As the volume of motor vehicles’ increasing, there are three periods of the emission increase. (1) The first is rising slowly. Before the traffic flow reaches the saturated flow rate, there is only one stop regardless of the violation; thus, pedestrian and nonmotorized vehicle violations will only increase the idling time. (2) Second is rising rapidly. When the vehicle approaches the saturated flow rate, vehicles transform from one stop to two stops due to pedestrian and nonmotorized vehicle violations. (3) Third is declining steadily. The emission increase will decline steadily when the volume of vehicles exceeds the saturation flow rate. The proportion of the vehicles, which transform from one stop to two stops because of pedestrian and nonmotorized vehicle violations, reduces. The proportion of the vehicles, which always stops two times regardless of violation, is increasing.

5. Conclusions

This paper studies the impact of pedestrian and nonmotorized vehicle violations on emissions at arterial and collector protected intersections in the real world. First, the characteristics of violations are compared under different types of intersections and violations. Second, violation blocking model is developed to evaluate the blocking position based on the volumes of vehicles, nonmotor vehicles, and pedestrians. Finally, a numerical simulation is conducted to evaluate the impact of pedestrian and nonmotorized vehicle violations on the emissions based on the existing study. Main conclusions can be summarized as follows:(i)The arterial and collector intersections have a higher proportion of effective violations due to the high vehicle volume and intersection’s limited space. Running red light and crossing intersection diagonally are two typical violations at the arterial and collector intersection, which occupy 91.75% of effective violations.(ii)The proposed violation blocking model based on the volumes of vehicles, nonmotor vehicles, and pedestrians can be used for estimating the blocking probability for each vehicle at the through phase and left-turn phase.(iii)The variation of emissions is significant based on the volumes of vehicles, nonmotor vehicles, and pedestrians:(a)Emissions increase with the vehicle volume approaching the saturated flow rate and the volumes of nonmotor vehicles and pedestrians increasing. The maximum emission increase of CO for through phase and left-turn phase can reach 16.7% and 36.4%.(b)As the volume of pedestrians and nonmotor vehicles’ increasing, the emission increment has two processes under the specific volume of vehicles: (1) rising and (2) stable. The blocking probability is relatively stable when pedestrians and nonmotor vehicles’ volume are at a high level.(c)Emission increase is increasing as the vehicle volume is approaching the saturated flow rate. Therefore, as the increasing of the vehicle volume, the emission increase has three processes: (1) rising slowly, (2) rising rapidly, and (3) declining steadily.

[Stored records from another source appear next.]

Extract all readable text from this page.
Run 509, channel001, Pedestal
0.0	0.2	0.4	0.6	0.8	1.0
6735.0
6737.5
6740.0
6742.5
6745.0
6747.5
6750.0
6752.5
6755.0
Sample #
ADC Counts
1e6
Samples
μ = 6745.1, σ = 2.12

This paper develops a method to quantify the impact of pedestrian and nonmotorized vehicle violations on emissions at mixed-traffic flow signalized intersections. Further studies would be conducted on the general model, distribution of lost time of different violations, and red light pedestrians at left-turn phase.

Data Availability

The emission data come from cited literature in [7, 2831], and violation data come from manual collection of the project.

Conflicts of Interest

The authors declare that they have no conflicts of interest.

Acknowledgments

This study was supported by the National Key R&D Program of China (no. 2018YFB1600700) and the Natural Science Foundation of China (NSFC) (nos. 71871015, 51678045, and 71901018).